Le déficit de main-d’oeuvre a aussi des conséquences pour Raphaël Morneau-Bérubé, chef propriétaire du traiteur gourmet Les Flavoureux. 

«Les périodes de recrutement sont longues. Pas plus tard qu’il y a cinq ans, on recevait 20 CV pour un poste, alors qu’aujourd’hui, même après deux semaines d’affichage, on peut en recevoir cinq ou six. Remplacer quelqu’un qui quitte peut prendre jusqu’à six semaines», affirme le jeune homme d’affaires. 

Le chef-propriétaire des Flavoureux, Raphaël Morneau-Bérubé

Si le restaurateur refuse catégoriquement de faire des compromis sur la qualité de la nourriture, il avoue candidement que dans un contexte de pénurie, «le service à la clientèle peut parfois en souffrir». 

M. Morneau-Bérubé parvient à attirer des gens au sein de son équipe en leur offrant par exemple «quatre ou cinq activités sociales par an, des salaires très intéressants, un régime d’assurances collectives identique à certains ministères du gouvernement fédéral, des horaires flexibles de jour et la semaine, etc.»

L’expansion en veilleuse

Dans le centre-ville, le directeur général du café-bar Aux 4 jeudis et du Piz’za-za, Alexandre Leblanc, affirme qu’il a la chance d’avoir une certaine stabilité au sein de son personnel.

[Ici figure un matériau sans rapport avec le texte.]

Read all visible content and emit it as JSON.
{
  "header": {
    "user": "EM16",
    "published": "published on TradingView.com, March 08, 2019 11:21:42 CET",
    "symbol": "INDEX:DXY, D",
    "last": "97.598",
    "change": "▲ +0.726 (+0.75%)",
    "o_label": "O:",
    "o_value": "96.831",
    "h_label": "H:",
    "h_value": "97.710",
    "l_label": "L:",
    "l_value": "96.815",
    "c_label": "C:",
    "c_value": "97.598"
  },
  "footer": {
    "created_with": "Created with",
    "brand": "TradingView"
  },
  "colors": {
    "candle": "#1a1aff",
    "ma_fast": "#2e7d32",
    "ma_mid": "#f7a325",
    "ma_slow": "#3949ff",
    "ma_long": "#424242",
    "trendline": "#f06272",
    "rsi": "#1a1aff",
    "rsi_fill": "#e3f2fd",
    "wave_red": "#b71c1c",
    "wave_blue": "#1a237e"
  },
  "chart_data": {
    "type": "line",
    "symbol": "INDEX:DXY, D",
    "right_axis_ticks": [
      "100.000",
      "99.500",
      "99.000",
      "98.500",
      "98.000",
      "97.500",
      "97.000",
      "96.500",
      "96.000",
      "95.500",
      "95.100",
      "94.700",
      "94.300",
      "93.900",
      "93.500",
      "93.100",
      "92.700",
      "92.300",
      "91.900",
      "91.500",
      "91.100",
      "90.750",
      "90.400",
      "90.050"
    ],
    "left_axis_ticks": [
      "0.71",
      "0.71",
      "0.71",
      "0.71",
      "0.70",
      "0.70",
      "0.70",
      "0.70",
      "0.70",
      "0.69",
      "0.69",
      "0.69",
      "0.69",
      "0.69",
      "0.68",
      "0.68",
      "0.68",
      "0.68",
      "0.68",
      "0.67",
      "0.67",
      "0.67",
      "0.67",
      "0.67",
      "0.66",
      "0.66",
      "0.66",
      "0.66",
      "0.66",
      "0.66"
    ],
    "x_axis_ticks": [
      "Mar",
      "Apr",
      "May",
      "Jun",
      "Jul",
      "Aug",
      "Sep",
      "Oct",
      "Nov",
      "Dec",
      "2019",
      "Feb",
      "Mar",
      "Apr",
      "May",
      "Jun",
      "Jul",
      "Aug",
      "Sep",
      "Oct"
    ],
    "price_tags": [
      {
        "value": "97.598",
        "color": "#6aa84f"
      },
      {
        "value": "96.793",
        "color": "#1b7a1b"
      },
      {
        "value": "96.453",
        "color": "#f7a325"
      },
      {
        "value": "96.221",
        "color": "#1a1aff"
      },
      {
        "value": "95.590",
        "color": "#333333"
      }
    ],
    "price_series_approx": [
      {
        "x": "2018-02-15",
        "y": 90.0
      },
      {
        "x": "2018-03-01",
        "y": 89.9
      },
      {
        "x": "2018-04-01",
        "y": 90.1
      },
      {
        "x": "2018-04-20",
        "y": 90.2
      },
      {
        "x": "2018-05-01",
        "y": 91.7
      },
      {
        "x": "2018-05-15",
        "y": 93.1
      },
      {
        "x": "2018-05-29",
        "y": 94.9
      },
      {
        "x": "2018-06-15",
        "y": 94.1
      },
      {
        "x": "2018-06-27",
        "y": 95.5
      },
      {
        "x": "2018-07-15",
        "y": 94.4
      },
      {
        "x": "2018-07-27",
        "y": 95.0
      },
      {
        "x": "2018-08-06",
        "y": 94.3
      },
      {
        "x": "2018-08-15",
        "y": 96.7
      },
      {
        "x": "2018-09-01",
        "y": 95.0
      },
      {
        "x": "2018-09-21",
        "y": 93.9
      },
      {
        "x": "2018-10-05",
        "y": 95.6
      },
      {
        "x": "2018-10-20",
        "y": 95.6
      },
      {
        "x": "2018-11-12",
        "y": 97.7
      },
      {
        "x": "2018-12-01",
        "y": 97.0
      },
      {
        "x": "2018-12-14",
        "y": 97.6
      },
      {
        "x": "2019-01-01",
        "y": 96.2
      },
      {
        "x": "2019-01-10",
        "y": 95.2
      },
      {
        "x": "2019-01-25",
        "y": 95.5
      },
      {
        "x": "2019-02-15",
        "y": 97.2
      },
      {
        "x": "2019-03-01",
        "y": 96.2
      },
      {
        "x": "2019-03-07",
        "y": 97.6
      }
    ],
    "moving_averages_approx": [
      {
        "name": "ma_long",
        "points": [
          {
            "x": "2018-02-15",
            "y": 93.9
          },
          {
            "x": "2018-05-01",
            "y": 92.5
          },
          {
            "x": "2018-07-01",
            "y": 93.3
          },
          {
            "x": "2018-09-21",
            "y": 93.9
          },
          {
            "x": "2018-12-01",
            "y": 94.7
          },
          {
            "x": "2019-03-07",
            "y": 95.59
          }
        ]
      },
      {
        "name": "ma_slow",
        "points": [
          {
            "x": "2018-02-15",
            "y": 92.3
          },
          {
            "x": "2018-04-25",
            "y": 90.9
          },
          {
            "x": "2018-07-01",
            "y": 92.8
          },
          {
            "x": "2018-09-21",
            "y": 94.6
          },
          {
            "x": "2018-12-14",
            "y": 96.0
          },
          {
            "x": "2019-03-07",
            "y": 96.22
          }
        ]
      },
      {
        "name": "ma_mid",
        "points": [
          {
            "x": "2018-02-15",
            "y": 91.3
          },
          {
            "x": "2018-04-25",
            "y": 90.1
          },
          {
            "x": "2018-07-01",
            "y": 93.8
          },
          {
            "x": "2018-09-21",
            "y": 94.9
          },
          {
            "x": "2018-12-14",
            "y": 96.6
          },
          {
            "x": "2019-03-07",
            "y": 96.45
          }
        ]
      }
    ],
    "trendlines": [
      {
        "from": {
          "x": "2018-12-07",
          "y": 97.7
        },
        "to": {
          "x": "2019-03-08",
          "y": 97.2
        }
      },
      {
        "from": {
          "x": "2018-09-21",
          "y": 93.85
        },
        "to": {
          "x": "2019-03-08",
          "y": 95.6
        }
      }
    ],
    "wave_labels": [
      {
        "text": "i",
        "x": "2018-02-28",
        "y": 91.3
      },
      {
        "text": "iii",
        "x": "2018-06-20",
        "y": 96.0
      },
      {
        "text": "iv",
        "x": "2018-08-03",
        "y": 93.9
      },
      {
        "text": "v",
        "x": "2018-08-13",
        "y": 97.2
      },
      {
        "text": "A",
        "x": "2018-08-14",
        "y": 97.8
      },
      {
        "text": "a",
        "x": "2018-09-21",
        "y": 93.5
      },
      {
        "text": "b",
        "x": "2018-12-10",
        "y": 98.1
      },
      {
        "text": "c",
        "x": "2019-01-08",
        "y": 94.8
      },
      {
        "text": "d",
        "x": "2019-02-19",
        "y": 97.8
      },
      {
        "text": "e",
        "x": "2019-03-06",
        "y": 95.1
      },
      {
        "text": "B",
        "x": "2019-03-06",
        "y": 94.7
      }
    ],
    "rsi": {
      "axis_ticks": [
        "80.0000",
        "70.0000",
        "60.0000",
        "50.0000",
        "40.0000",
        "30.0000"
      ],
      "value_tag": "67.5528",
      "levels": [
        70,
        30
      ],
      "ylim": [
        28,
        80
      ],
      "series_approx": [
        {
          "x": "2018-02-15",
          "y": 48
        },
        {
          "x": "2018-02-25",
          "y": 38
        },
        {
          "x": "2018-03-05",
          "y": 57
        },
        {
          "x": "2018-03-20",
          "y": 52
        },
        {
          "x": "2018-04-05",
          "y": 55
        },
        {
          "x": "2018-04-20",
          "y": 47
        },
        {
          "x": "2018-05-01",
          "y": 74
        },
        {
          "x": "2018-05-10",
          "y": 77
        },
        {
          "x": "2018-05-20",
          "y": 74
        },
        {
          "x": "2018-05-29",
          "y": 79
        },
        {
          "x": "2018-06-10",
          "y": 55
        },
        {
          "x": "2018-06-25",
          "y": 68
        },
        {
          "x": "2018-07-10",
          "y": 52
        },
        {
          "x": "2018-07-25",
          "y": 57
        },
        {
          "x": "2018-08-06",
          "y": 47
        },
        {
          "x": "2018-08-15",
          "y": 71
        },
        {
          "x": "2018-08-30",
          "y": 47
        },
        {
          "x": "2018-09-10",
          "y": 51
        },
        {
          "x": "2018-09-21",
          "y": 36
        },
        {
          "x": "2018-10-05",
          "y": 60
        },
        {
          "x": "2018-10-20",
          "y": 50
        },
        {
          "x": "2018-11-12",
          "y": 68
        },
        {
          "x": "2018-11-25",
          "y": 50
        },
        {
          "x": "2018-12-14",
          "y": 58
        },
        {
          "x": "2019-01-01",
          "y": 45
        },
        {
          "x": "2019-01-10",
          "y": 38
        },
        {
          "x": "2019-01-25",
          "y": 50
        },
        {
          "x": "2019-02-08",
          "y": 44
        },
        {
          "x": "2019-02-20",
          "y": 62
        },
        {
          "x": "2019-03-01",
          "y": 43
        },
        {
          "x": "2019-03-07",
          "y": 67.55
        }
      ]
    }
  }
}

Mais la pénurie ne le frappe pas moins pour autant.

«L’an dernier, j’ai dû à un moment donné me résigner à ne plus ouvrir les fins de semaine de jour, car je ne voulais pas surtaxer mon équipe. Cette année, je vais être en mesure de le faire, ça s’aligne bien», lance-t-il. 

Là aussi, le processus menant à une embauche dans le milieu de la restauration a forcément changé.

«Avant, on recevait un CV et on appelait pour des références. Maintenant, quand quelqu’un se pointe et a l’air d’avoir moindrement de bon sens, on l’embauche et le teste. Notre cuisine est assez simple, les standards sont faciles à faire, alors on s’en tire pas si mal. On peut trouver des gens qui avec moindrement de débrouillardise, peuvent faire le travail. La base est tout de même faite par un chef qui est là depuis plusieurs années», ajoute-t-il. 

La pénurie a même obligé M. Leblanc à faire une croix sur des projets d’expansion, ou du moins les mettre en veilleuse. L’ouverture d’un autre restaurant à Chelsea ou dans le secteur Gatineau, par exemple, a déjà été envisagée.

Plusieurs kilomètres plus loin, le propriétaire de Resto Bistro Rumeur, Dany St-Jean, qualifie la situation de « plus compliquée que dans le passé », lui qui gère une équipe de 25 employés. 

«On n’a pas le choix: on doit s’ajuster. De notre côté, on a ajusté les salaires à la hausse, on offre de beaux avantages. C’est clair qu’un environnement de travail positif aide à conserver les employés. Tout est un balancier, avec l’offre et la demande. Et dans notre cas, avec notre style de restauration, il faut des cuisiniers d’expérience, alors il se font solliciter. Parfois, ça peut être difficile de les retenir. On doit être honnête et payer le juste prix, mais il ne faut pas non plus jouer avec des menaces, sinon il n’y aura pas un bon esprit d’équipe», affirme le restaurateur.